Os planos para a construção de centrais nucleares encareceram progressivamente, durante todo este processo. “Estamos a viver com as consequências disso agora”, vaticina o representante do Programa de Política Nuclear da Fundação Carnegie. Hoje, os planos para erigir centrais nucleares são “muito demorados”, o que significa que o dinheiro fica “empatado” por muito mais tempo, descodifica o investigador. O retorno para projetos destes só chega ao fim de, em média, 20 anos, em contraste com os depósitos de gás natural, que podem fazer lucros quase de forma imediata. Em poucos anos, o retorno do dinheiro aplicado começa a entrar.

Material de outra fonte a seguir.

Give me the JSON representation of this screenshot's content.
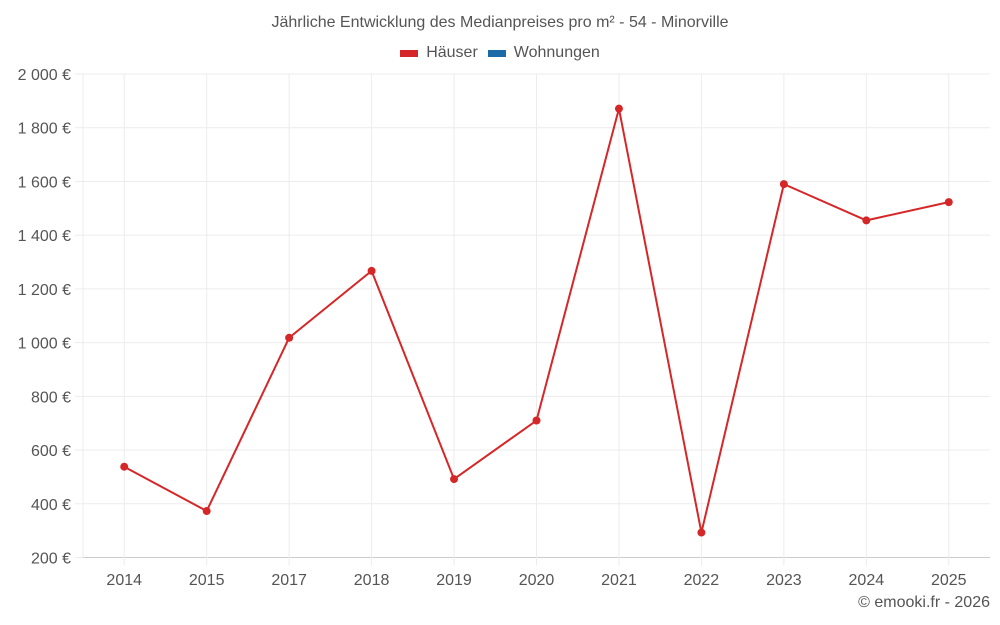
{
  "chart": {
    "title": "Jährliche Entwicklung des Medianpreises pro m² - 54 - Minorville",
    "credit": "© emooki.fr - 2026",
    "legend": [
      {
        "label": "Häuser",
        "color": "#d62728"
      },
      {
        "label": "Wohnungen",
        "color": "#1a6aa8"
      }
    ]
  },
  "chart_data": {
    "type": "line",
    "title": "Jährliche Entwicklung des Medianpreises pro m² - 54 - Minorville",
    "xlabel": "",
    "ylabel": "",
    "categories": [
      "2014",
      "2015",
      "2017",
      "2018",
      "2019",
      "2020",
      "2021",
      "2022",
      "2023",
      "2024",
      "2025"
    ],
    "series": [
      {
        "name": "Häuser",
        "color": "#d62728",
        "values": [
          538,
          373,
          1018,
          1267,
          492,
          710,
          1871,
          293,
          1590,
          1455,
          1523
        ]
      },
      {
        "name": "Wohnungen",
        "color": "#1a6aa8",
        "values": []
      }
    ],
    "ylim": [
      200,
      2000
    ],
    "yticks": [
      200,
      400,
      600,
      800,
      1000,
      1200,
      1400,
      1600,
      1800,
      2000
    ],
    "ytick_labels": [
      "200 €",
      "400 €",
      "600 €",
      "800 €",
      "1 000 €",
      "1 200 €",
      "1 400 €",
      "1 600 €",
      "1 800 €",
      "2 000 €"
    ],
    "grid": true,
    "legend_position": "top"
  }
}
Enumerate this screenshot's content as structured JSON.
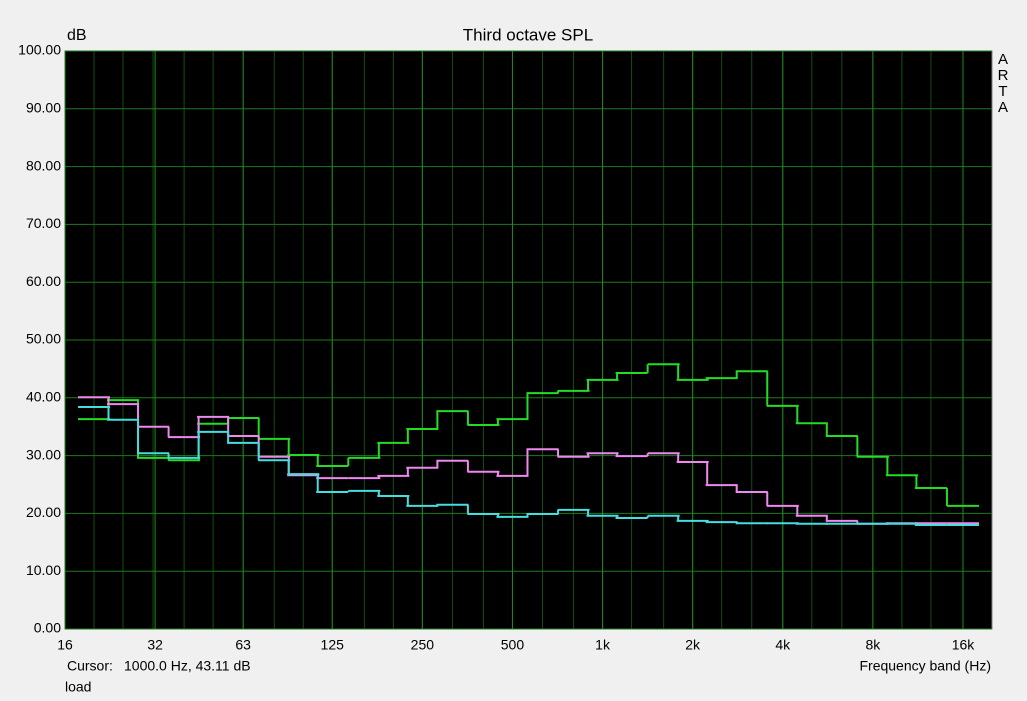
{
  "chart_data": {
    "type": "step",
    "title": "Third octave SPL",
    "ylabel": "dB",
    "xlabel": "Frequency band (Hz)",
    "watermark": "ARTA",
    "cursor_label": "Cursor:",
    "cursor_value": "1000.0 Hz, 43.11 dB",
    "footer": "load",
    "log_x": true,
    "grid": true,
    "x": [
      20,
      25,
      31.5,
      40,
      50,
      63,
      80,
      100,
      125,
      160,
      200,
      250,
      315,
      400,
      500,
      630,
      800,
      1000,
      1250,
      1600,
      2000,
      2500,
      3150,
      4000,
      5000,
      6300,
      8000,
      10000,
      12500,
      16000
    ],
    "series": [
      {
        "color": "#25dc25",
        "values": [
          36.3,
          39.6,
          29.6,
          29.2,
          35.5,
          36.5,
          32.9,
          30.1,
          28.2,
          29.6,
          32.2,
          34.6,
          37.7,
          35.3,
          36.3,
          40.8,
          41.2,
          43.1,
          44.3,
          45.8,
          43.1,
          43.4,
          44.6,
          38.6,
          35.6,
          33.4,
          29.8,
          26.6,
          24.4,
          21.3
        ]
      },
      {
        "color": "#ee88ee",
        "values": [
          40.1,
          38.9,
          35.0,
          33.2,
          36.7,
          33.4,
          29.8,
          26.6,
          26.1,
          26.1,
          26.5,
          27.9,
          29.1,
          27.2,
          26.5,
          31.1,
          29.8,
          30.4,
          29.9,
          30.4,
          28.9,
          24.9,
          23.7,
          21.3,
          19.6,
          18.7,
          18.2,
          18.3,
          18.3,
          18.3
        ]
      },
      {
        "color": "#44dede",
        "values": [
          38.4,
          36.2,
          30.4,
          29.6,
          34.1,
          32.2,
          29.2,
          26.8,
          23.7,
          23.9,
          23.0,
          21.3,
          21.5,
          19.9,
          19.4,
          19.9,
          20.6,
          19.6,
          19.2,
          19.6,
          18.7,
          18.5,
          18.3,
          18.3,
          18.2,
          18.2,
          18.2,
          18.2,
          18.0,
          18.0
        ]
      }
    ],
    "xlim": [
      16,
      20000
    ],
    "xticks": [
      16,
      32,
      63,
      125,
      250,
      500,
      {
        "value": 1000,
        "label": "1k"
      },
      {
        "value": 2000,
        "label": "2k"
      },
      {
        "value": 4000,
        "label": "4k"
      },
      {
        "value": 8000,
        "label": "8k"
      },
      {
        "value": 16000,
        "label": "16k"
      }
    ],
    "ylim": [
      0,
      100
    ],
    "yticks": [
      {
        "value": 0,
        "label": "0.00"
      },
      {
        "value": 10,
        "label": "10.00"
      },
      {
        "value": 20,
        "label": "20.00"
      },
      {
        "value": 30,
        "label": "30.00"
      },
      {
        "value": 40,
        "label": "40.00"
      },
      {
        "value": 50,
        "label": "50.00"
      },
      {
        "value": 60,
        "label": "60.00"
      },
      {
        "value": 70,
        "label": "70.00"
      },
      {
        "value": 80,
        "label": "80.00"
      },
      {
        "value": 90,
        "label": "90.00"
      },
      {
        "value": 100,
        "label": "100.00"
      }
    ]
  }
}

UMA GERAÇÃO SEM ENERGIA NUCLEAR
Sem motivos para investir, as grandes empresas especializadas nas infraestruturas necessárias para os reatores nucleares – sediadas sobretudo na Alemanha e na Suíça – retiraram-se do mercado europeu. Apenas uma empresa da indústria francesa se manteve em solo europeu, “mas é como se se tivesse esquecido de como se montam estruturas destas a tempo e a baixo custo”, espanta-se Mark Hibbs, que fala em adaptações à rede de distribuição, logística e conhecimentos adquiridos. Havia problemas técnicos com os projetos, e já nem tudo eram facilidades na interface entre os reguladores e os governos, desde que os acidentes nucleares se deram. “Tudo passou a ser mais complexo e mais difícil de gerir. As exigências da indústria, para garantir sustentabilidade e segurança, aumentaram. Tanto em França como na Finlândia, as dificuldades são muitas, e isso fez com que as construções se arrastassem ao longo de anos.”
A Comissão Europeia, porém, fez avançar um plano para fomentar o desenvolvimento de projetos nucleares no espaço da UE. “Há a expectativa de que, a curto prazo, haja um investimento por parte dos governos e por parte do setor privado. Isso poderá acontecer, mas a questão é quão cedo. Porque temos visto que a indústria na Europa está com falta de prática.” Mark Hibbs garante que os Estados europeus não reiniciarão este processo com a “capacidade, logística, gestão, coordenação, experiência e cadeia de distribuição” necessárias para o fazer com agilidade. Muitos anos se passaram sem que a matéria dada fosse revista. “Fizeram-no nos anos 1970 e 1980 e é como se tivessem de reaprender e de rever os mesmos passos para reinventar a roda, de uma certa forma”, analisa o investigador.
Como o ‘renascimento’ da energia nuclear não ocorrerá de forma imediata, a Comissão Europeia e a UE ver-se-ão “desafiadas”. Em causa está a regra proposta aos Estados-membros e ao Parlamento Europeu que aceita e acolhe a energia nuclear como uma fonte transitória durante um período curto de tempo. “Não é, no entanto, claro que, no horizonte de 2040 e 2050, a União Europeia apoie a energia nuclear desta forma transitória, apesar de esta ser definida pela Comissão como uma ‘energia de ponte’ para as renováveis. Essa é uma grande dúvida.”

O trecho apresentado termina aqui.